Believe and Start on Your Way

"The man believed the word that Jesus spoke to him and started on his way" (John 4:50).

The man believed the word that Jesus was speaking to him. That’s the first step. We must believe the word that Jesus speaks.

And the second step is just as critical. The man believed and he started on his way.

What an awesome statement of what a faith-life looks like.

Short and simple, but a profound reality of the faith-life.

Oct 1, 2008

One of the Best Books I've Read in a While

I just got done reading the "Anatomy of Peace" by the Arbinger Institute.

I know. The title and the author just makes you want to go out and read this book.

But you really should. It is one of the best books I've read ever. If we take heart what this book has to teach us, it would totally revolutionize all our relationships.

The book is written in narrative form - like a story. It's not just theories and technical jargon. In real life simple words and characters, you too begin to see how you've been trapped. But most importantly, this books shows you how to get out of the trap - or box - as they call it.

This is a follow up to the book, "Leadership and Self-Deception". Another highly recommended book. The "Anatomy of Peace" goes deeper into looking at how we get in the box to begin with.

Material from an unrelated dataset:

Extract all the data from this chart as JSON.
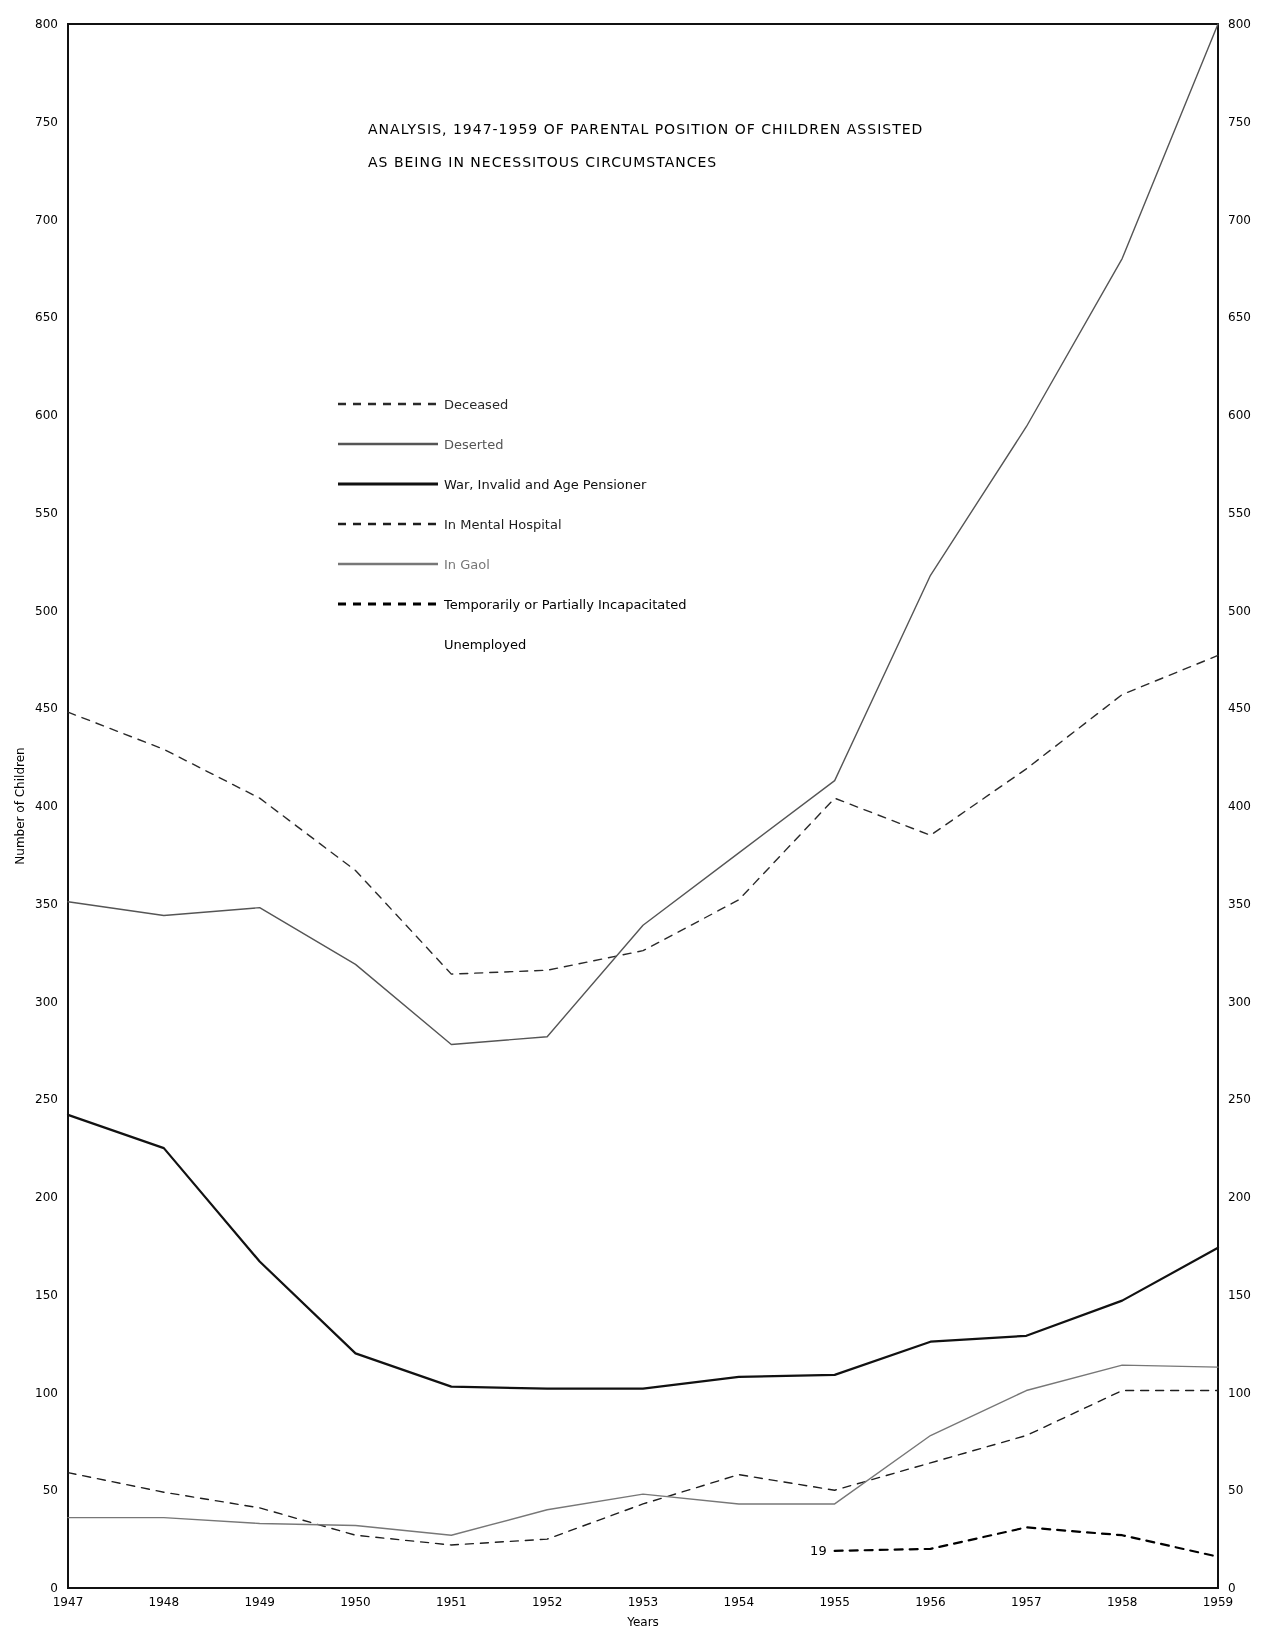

After reading it, I gave the book to my wife to read and she read it in one sitting. And now, she's passed the book on to one of her friends. This book has already changed our marriage.

It's that good.

Read it and change the way you look at the world.

Just for Argument's Sake

Just for argument's sake, indulge me.

Let's say that there was someone who lived in a country that knew nothing about God, the church, Jesus Christ, and Western history. And let's say that that person were to move to The Colony, Texas. Through some people, this person was given the gospels of Jesus Christ - Matthew, Mark, Luke, and John.